Le détecteur Borexino atteint ainsi un seuil effectif de basse énergie pour les neutrinos de seulement 0,19 MeV. Mais le principal inconvénient des détecteurs à scintillateur liquide, c'est que les photons Cherenkov qui sont tout de même produits dans le liquide en plus des photons de scintillation, sont largement sous-dominants (ils ne représentent que moins de 1% de la lumière produite), ce qui fait qu'une reconstruction de la direction événement par événement n'avait jamais encore été possible dans ce type de détecteur.
Mais c'est désormais chose faite avec le détecteur Borexino.

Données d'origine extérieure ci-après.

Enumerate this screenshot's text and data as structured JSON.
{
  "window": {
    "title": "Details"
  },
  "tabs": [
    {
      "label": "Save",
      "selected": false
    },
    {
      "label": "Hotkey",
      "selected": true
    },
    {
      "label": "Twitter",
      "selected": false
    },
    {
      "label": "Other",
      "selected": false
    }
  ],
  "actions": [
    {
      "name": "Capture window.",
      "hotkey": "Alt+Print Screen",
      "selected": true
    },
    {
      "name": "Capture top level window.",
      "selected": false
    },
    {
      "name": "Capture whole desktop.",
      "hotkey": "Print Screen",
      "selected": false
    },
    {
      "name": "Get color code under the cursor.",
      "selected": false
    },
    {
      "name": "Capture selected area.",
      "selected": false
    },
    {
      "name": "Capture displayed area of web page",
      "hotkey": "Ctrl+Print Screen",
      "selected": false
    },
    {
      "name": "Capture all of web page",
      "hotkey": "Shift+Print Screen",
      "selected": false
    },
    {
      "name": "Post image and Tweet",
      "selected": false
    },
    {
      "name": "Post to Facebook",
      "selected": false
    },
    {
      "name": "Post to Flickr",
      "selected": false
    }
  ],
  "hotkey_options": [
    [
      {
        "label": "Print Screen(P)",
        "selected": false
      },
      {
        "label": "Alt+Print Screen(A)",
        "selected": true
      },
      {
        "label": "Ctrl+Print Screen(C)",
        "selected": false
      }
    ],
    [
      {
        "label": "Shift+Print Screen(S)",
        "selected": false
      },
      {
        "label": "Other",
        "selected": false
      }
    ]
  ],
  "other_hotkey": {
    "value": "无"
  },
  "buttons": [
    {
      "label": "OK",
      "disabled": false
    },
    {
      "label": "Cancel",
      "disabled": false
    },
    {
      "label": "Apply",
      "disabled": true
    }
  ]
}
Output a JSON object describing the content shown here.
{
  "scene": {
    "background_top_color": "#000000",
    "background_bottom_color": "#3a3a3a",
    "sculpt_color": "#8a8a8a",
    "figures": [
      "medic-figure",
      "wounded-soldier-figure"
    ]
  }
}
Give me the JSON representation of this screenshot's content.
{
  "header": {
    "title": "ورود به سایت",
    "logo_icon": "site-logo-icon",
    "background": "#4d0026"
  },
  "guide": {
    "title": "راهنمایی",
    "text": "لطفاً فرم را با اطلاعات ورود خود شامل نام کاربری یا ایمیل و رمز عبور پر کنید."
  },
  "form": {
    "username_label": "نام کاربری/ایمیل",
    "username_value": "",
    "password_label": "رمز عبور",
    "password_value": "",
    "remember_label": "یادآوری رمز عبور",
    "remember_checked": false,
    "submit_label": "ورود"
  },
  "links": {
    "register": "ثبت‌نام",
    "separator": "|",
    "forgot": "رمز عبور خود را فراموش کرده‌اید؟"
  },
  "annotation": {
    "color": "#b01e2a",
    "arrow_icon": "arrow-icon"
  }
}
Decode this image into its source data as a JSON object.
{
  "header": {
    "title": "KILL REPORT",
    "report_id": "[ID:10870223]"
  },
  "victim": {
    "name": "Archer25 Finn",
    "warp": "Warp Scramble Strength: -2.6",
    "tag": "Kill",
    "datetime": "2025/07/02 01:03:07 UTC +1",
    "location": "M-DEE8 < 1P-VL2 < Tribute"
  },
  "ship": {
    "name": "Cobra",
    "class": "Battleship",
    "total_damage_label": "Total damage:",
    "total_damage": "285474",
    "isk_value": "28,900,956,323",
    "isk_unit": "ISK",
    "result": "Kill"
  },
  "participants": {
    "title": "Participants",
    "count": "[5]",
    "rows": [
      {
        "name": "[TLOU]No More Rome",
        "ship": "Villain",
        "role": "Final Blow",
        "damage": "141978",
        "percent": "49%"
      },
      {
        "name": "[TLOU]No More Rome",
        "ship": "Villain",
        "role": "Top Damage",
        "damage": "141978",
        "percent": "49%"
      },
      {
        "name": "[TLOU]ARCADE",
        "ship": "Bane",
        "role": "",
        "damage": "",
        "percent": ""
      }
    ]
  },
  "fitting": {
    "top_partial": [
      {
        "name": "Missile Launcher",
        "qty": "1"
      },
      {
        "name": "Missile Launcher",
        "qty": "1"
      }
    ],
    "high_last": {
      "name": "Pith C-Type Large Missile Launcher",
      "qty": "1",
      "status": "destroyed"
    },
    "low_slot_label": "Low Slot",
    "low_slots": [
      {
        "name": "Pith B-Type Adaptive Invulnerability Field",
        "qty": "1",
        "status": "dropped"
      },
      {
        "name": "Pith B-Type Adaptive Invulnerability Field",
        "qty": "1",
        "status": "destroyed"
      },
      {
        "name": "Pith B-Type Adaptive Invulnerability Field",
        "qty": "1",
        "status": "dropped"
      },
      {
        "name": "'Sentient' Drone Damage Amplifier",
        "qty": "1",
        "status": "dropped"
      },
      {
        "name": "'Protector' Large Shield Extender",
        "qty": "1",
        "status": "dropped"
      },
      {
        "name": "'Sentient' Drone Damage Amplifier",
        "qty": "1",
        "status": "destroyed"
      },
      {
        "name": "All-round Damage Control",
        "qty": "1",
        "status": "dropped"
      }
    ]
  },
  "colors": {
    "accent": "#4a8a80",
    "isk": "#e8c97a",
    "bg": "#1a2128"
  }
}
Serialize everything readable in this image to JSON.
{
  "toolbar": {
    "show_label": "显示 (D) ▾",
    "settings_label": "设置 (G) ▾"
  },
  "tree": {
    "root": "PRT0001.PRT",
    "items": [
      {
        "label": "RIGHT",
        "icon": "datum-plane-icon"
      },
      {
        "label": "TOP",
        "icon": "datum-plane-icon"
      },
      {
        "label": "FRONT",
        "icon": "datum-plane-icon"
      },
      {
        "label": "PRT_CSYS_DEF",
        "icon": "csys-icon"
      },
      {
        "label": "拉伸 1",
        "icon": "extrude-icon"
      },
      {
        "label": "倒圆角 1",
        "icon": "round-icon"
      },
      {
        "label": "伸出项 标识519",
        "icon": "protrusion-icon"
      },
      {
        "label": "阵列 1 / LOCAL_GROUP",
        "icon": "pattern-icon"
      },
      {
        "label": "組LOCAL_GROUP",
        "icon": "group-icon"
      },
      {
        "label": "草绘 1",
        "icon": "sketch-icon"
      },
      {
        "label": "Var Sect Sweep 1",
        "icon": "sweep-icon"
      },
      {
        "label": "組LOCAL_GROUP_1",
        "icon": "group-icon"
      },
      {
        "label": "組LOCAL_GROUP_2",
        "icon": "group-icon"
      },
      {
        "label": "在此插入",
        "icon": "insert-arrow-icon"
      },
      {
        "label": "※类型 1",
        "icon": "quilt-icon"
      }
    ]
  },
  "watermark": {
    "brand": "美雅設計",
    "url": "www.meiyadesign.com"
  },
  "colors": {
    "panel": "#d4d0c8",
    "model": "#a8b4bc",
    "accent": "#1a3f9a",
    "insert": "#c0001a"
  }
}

Les chercheurs de la vaste collaboration montrent que leur détecteur à scintillateur liquide peut voir la direction des neutrinos incidents même si ils ont une basse énergie. L'équipe a mis au point pour cela une méthode d'analyse des données qui permet d'isoler les événements Cherenkov qui ont lieu dans le scintillateur liquide, et qui permet donc d'identifier la dépendance directionnelle du signal des neutrinos de très faible énergie (moins de 1 MeV). La méthode consiste à corréler les photons individuels issus des événements Cherenkov à la position connue du Soleil. Cette nouvelle technique d'analyse du signal est appelée "directionnalité corrélée et intégrée" (CID). Plus précisément, les chercheurs établissent une corrélation entre le photomultiplicateur (PMT) touché par un photon lors d'un événement et la position bien connue du Soleil, puis ils l'intègrent pour un grand nombre d'événements. Il en résulte une distribution angulaire entre les PMTs touchés et la direction du Soleil. En raison de la cinématique de l'événement, la distribution angulaire des électrons de recul est centrée autour de la direction des neutrinos solaires incidents. La lumière Cherenkov est produite presque instantanément et porte l'information directionnelle de l'électron de recul, et donc approximativement celle du neutrino solaire. La lumière de scintillation (dominante) est quant à elle émise de manière isotrope et n'a donc aucune corrélation avec la position du Soleil.
L'angle α est défini pour chaque impact de PMT comme l'angle entre la direction connue du Soleil à cet instant et la direction du photon détecté par le PMT. Étant donnés l'énergie sélectionnée et l'indice de réfraction du scintillateur liquide, la distribution CID des neutrinos solaires doit avoir une signature Cherenkov qui forme un pic à cos α ∼ 0,7. Puisque la lumière de scintillation produite par les neutrinos ainsi que celle issue du fond radioactif résiduel à l'intérieur de Borexino n'a aucune corrélation avec la position du Soleil, elle produit au contraire une distribution CID plate du cos α. Ces distributions CID des neutrinos solaires et des événements de bruit de fond peuvent ainsi être démêlées.
La méthode CID est très efficace et peu sensible aux différents types de neutrinos solaires. Elle permet de détecter des neutrinos issus des différents processus solaires : 7Be, pep, et CNO dans une plage d'énergie choisie. Les physiciens de Borexino l'ont appliquée pour la tester dans une fenêtre d'énergie comprise entre 0,54 et 0,74 MeV, sélectionnée en utilisant la lumière de scintillation dominante (les photons Cherenkov représentent seulement 0,4% des photons de scintillation sur cette plage). Et ça marche! Ils ont ainsi mesuré 10887 ± 947 neutrinos solaires sur un total de 19904 événements enregistrés. Ils ont donc pu éliminer ainsi une grande partie de bruit de fond ne correspondant pas au signal recherché. Cela correspond à un taux d'interaction de neutrinos provenant du 7Be (une réaction de capture électronique, dans laquelle le 7Be se transforme en 7Li) qui est de 51,6 (+13,9/-12,5) par jour pour 100 tonnes de détecteur. Ce taux est en accord avec les prédictions du modèle solaire standard et avec les résultats spectroscopiques précédents.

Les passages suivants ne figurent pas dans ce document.